The official area designated for demonstrations and parades is a forlorn patch surrounded by Jersey barriers and chain-link fence several hundred yards from the Tampa Bay Times Forum, site of the convention proceedings. The City of Tampa Parks and Recreation Department provided a portable “showmobile” with a stage for speakers who reserve time. Squads of up to 10 police officers on bicycles pass by every 15 minutes or so, and at one point about 30 sheriff’s deputies from Broward County in South Florida marched by.
Doctors for America, a group of more than 50 physicians in Tampa, is scheduled to march to the portable stage Thursday, part of a bus tour that will next visit three other cities en route to Charlotte, N.C., site of next week’s Democratic National Convention.

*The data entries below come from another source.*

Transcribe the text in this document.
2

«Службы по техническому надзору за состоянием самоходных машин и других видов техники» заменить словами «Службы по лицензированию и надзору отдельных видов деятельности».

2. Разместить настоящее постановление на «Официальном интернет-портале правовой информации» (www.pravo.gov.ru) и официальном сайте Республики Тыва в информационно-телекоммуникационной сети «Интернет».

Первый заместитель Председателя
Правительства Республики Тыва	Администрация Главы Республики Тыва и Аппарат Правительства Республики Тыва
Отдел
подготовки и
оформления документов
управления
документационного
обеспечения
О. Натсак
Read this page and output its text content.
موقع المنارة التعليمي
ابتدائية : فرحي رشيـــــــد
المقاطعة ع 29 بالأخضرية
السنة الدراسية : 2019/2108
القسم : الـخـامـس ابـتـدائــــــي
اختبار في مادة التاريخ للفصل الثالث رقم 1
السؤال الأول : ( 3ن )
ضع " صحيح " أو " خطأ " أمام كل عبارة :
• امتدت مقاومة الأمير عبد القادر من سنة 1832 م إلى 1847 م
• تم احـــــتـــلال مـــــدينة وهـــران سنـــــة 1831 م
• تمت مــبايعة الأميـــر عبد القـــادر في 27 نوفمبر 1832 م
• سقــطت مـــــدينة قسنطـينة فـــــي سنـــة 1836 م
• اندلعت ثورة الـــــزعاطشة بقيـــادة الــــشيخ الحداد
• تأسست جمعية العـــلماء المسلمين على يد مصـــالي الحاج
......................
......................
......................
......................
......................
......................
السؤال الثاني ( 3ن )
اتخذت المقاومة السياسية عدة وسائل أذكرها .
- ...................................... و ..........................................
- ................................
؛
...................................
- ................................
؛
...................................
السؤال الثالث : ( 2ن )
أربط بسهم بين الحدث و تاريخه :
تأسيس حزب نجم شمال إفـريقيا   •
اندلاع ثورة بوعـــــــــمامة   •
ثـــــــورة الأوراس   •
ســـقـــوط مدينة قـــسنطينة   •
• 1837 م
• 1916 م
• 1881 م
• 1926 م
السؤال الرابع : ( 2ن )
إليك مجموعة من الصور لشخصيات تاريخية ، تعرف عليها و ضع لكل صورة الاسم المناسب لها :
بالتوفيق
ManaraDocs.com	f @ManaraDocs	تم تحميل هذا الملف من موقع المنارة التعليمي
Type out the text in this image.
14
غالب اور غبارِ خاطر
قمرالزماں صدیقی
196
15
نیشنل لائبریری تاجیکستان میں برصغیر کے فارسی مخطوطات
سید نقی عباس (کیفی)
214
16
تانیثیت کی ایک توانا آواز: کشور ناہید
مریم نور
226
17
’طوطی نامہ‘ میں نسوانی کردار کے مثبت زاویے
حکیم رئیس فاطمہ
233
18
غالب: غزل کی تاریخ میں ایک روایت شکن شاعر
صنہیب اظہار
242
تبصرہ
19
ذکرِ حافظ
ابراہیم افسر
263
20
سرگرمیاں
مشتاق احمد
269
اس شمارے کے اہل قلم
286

“We’re working to educate people about the Affordable Care Act, to let them know it’s the law of the land and what benefits folks can get now,” said Samantha Galing, who booked the stage for the group. “We’re not endorsing any particular candidate, but we want politicians to put patients ahead of politics and stop making it a partisan issue.”
Not all the activists are leftists or good-government types at this bazaar of free expression.
On Tuesday, six activists from Westboro Baptist Church of Topeka, Kan., known for their incendiary antigay protests and signs like “God Hates Fags,” were among those with an appointment for the stage.
“The main message is that your destruction is imminent,” Shirley Phelps-Roper, attorney and leader of the group, said in a telephone interview earlier in the day. “We’re so thrilled that the God of Isaac has sent [the storm] Isaac to turn attention away from Romney and onto what God is doing to this country, this border of wickedness.”